Quantifying biomarkers of cognitive dysfunction and neuronal network hyperexcitability in mouse models of Alzheimer's disease: depletion of calcium-dependent proteins and inhibitory hippocampal remodeling.

Department of Neurology, Gladstone Institute of Neurological Disease, University of California, San Francisco, San Francisco, CA, USA.

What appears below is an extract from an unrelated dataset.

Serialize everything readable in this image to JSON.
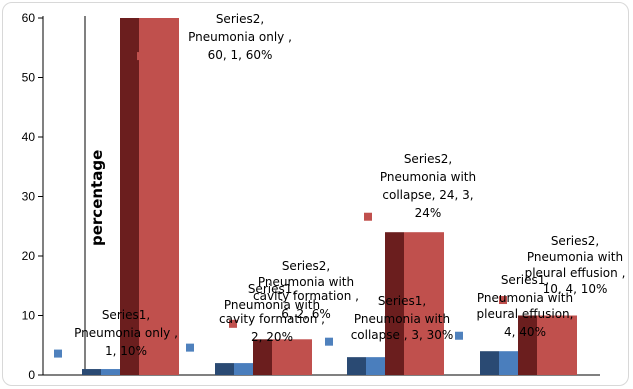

Methods in molecular biology (Clifton, N.J.) (Impact Factor: 1.29). 01/2011; 670:245-62. DOI: 10.1007/978-1-60761-744-0_17
Source: PubMed

ABSTRACT High levels of Aβ impair neuronal function at least in part by disrupting normal synaptic transmission and causing dysfunction of neural networks. This network dysfunction includes abnormal synchronization of neuronal activity resulting in epileptiform activity. Over time, this aberrant network activity can lead to the depletion of calcium-dependent proteins, such as calbindin, Fos, and Arc, and compensatory inhibitory remodeling of hippocampal circuits, including GABAergic sprouting and ectopic expression of the inhibitory neuropeptide Y (NPY) in dentate granule cells. Here we present detailed protocols for detecting and quantifying these alterations in mouse models of Alzheimer's disease (AD) by immunohistochemistry. These methods are useful as surrogate measures for detecting chronic aberrant network activity in models of AD and epilepsy. In addition, since we have found that the severity of these changes relates to the degree of Aβ-dependent cognitive impairments, the protocols are useful for quantifying biomarkers of cognitive impairment in mouse models of AD.